AMSTERDAM (Reuters) - A load of dangerous chemicals that fell off one of the world’s largest container ships into the North Sea washed up on a Dutch beach on Thursday, and more debris was expected to land overnight, officials said.
The Dutch Defence Ministry said the loss of 270 containers from the freighter MSC Zoe on Wednesday, some of them thought to contain hazardous chemicals, was one of the biggest incidents of its kind, they said.
It was unclear how many of the containers sank to the sea bottom and how many were still floating and could pose a hazard to marine traffic or beach scavengers who turned out in response to reports of the cargo spill.

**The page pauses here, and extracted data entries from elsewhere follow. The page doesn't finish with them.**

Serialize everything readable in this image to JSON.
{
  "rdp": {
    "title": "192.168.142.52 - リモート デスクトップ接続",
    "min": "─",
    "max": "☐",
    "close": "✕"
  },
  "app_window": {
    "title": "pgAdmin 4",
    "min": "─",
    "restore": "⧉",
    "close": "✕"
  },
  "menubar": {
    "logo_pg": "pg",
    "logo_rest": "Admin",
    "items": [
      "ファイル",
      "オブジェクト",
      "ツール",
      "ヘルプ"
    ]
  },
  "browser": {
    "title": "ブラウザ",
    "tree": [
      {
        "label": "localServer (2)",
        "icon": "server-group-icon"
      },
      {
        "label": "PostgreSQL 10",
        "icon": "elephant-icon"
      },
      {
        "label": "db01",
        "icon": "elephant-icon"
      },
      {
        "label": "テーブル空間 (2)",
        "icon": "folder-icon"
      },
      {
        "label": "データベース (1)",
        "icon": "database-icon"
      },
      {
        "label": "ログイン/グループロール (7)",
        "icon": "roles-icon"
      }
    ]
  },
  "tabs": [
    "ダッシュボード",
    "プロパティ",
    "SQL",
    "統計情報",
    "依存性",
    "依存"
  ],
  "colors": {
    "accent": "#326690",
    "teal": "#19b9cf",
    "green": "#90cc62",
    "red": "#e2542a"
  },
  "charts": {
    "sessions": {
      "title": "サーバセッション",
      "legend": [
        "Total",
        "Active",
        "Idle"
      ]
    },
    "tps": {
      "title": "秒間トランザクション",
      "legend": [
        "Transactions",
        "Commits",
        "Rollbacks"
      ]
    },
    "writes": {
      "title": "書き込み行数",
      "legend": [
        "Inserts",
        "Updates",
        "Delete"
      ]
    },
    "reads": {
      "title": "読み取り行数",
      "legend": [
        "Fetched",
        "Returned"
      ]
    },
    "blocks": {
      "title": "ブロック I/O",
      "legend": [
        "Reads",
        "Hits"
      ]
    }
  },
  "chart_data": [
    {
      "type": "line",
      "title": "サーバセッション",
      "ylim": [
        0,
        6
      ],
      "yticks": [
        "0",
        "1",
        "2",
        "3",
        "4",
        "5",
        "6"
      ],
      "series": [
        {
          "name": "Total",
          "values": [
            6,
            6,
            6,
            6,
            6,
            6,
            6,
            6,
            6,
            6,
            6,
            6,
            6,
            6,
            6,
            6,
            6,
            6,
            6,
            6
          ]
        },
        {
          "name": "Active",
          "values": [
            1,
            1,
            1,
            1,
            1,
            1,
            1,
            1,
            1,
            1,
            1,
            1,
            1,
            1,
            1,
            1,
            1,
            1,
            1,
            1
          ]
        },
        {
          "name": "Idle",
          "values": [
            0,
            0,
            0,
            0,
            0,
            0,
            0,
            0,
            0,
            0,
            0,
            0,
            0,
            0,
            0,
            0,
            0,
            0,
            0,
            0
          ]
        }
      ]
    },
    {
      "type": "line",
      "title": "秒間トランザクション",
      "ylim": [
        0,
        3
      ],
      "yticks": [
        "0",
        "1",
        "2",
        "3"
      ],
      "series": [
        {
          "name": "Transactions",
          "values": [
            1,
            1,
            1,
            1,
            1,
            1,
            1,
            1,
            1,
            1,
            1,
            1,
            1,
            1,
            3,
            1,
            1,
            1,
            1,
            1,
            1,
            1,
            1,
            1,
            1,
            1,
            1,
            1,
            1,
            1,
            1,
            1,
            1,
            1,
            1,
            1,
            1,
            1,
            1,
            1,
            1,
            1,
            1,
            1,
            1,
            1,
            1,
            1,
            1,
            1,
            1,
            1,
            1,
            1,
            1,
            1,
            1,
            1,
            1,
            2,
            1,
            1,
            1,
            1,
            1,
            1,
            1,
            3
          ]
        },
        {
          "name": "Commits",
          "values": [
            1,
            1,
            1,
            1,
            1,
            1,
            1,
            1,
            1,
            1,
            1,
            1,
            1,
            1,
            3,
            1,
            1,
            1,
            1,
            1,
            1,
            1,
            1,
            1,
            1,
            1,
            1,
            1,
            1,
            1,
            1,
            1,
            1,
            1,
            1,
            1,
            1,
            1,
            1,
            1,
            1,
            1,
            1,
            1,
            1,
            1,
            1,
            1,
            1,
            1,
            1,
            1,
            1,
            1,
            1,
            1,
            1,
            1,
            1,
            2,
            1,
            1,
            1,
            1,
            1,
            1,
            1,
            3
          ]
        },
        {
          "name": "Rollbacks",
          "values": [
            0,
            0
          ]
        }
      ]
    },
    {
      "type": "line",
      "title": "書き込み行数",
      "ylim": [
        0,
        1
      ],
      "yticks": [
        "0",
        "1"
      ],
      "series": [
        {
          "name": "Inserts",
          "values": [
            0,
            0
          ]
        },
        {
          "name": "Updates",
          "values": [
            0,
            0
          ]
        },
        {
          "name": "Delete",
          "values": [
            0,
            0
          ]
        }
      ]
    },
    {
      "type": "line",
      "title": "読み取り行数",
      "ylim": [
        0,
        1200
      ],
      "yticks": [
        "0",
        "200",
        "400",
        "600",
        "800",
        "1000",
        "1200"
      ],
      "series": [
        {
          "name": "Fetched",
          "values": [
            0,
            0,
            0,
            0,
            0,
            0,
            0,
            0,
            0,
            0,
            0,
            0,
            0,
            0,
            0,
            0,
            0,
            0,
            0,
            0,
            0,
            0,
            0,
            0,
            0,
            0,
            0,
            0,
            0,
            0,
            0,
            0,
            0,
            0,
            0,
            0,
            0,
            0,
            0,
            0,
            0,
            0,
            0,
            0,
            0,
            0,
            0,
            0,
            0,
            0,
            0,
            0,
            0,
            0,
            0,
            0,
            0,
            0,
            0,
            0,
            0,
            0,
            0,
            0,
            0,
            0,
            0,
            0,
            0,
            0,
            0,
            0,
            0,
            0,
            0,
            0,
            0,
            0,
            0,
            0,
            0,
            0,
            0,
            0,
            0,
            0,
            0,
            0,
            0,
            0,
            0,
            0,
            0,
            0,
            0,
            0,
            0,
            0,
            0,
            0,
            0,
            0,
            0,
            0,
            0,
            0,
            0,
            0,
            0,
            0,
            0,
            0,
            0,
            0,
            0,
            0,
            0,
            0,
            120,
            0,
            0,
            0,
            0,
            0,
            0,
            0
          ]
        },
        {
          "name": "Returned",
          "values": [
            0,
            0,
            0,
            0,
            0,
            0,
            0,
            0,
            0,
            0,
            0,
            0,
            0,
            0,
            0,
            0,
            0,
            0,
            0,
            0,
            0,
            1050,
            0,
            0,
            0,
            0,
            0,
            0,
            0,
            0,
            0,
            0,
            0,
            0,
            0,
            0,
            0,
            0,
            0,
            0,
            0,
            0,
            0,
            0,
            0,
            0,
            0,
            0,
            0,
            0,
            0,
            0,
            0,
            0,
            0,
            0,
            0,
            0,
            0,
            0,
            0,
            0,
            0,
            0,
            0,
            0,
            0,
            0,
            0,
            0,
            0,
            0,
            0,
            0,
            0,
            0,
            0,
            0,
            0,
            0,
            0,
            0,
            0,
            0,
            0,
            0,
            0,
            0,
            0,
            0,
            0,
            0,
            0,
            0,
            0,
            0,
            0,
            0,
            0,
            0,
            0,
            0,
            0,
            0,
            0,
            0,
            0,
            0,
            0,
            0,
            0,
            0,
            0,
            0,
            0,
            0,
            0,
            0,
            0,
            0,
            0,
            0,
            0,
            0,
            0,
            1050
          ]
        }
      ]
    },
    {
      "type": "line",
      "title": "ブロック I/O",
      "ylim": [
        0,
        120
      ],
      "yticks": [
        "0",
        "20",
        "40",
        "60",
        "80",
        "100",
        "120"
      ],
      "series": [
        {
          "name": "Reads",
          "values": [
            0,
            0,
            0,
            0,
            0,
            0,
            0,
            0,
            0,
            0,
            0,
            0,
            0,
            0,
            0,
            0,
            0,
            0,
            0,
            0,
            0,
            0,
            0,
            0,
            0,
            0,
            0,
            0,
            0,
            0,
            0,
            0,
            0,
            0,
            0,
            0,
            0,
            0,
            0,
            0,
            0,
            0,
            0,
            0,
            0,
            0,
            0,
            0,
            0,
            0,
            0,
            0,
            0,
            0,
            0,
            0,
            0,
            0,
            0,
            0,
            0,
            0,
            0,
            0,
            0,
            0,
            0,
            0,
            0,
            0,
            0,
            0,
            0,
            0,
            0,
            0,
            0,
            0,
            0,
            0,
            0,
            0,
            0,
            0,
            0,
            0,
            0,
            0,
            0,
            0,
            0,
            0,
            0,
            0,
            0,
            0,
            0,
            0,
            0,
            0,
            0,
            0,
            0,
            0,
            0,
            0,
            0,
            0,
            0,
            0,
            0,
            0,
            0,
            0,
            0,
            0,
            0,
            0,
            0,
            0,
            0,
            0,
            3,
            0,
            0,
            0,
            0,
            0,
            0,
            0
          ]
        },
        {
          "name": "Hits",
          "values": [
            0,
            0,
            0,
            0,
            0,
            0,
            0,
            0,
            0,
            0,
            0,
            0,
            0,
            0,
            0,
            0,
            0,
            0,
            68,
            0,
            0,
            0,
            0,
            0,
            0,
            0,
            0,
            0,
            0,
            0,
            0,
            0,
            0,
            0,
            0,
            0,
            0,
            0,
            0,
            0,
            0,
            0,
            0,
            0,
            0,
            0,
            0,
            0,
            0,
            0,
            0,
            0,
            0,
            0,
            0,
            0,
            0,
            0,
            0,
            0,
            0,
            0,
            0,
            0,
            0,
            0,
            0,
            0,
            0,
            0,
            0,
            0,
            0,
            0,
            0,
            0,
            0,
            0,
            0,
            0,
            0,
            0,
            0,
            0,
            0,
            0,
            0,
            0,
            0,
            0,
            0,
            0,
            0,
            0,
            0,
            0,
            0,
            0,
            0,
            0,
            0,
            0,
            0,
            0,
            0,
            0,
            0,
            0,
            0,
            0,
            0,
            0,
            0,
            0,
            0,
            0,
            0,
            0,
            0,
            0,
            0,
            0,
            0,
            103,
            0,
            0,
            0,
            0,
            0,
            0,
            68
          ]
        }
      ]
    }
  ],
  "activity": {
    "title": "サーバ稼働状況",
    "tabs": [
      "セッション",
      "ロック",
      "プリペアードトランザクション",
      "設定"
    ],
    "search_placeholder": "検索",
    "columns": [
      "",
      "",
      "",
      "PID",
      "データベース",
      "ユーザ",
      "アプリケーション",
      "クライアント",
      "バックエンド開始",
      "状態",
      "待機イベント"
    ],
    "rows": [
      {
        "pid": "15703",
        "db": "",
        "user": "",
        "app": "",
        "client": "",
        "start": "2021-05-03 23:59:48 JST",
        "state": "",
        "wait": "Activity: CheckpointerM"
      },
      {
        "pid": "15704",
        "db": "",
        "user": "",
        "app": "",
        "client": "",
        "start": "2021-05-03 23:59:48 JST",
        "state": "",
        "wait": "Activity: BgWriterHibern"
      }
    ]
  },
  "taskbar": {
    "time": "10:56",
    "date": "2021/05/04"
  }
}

A 25-kg (55-pound) bag of organic peroxide, a strong bleaching agent that can cause injury on contact with skin, was swept ashore on Thursday, among dozens of containers from the ship to have appeared on or near the Dutch islands of Terschelling, Vlieland, Ameland and Schiermonnikoog.
“The expectation is that more things may wash up on beaches tonight,” Defence Ministry spokesman Sjaak Van Elten said.
At least three of the containers were thought to contain hazardous chemicals.
Dutch soldiers were summoned to help clean up the mess. Emergency services warned volunteers not to touch the containers, but scavengers and treasure-hunters also flocked to the jetsam, which included shoes, dolls and flat-screen TVs.
The peroxide was removed by emergency crews without incident, Friesland provincial authorities said.
But the Dutch Coast Guard said attempts to locate floating containers were being “hindered by multiple sport planes that have come to look ... We ask them to remain out of the area of this air space to prevent dangerous situations”.
German authorities are leading the investigation into what caused the accident, which occurred in German waters near the island of Borkum.
An MSC statement said the containers were lost overboard during “heavy weather”, and a salvage company had been hired to assist in the cleanup and search for missing items.
MSC said it was taking the incident “very seriously, both in terms of the impact of such accidents on the natural environment and in terms of any damage to customers’ cargo”.
The MSC Zoe, one of the world’s largest container vessels, is owned by Geneva-based Mediterranean Shipping Company. The freighter is now at port in Bremerhaven, Germany.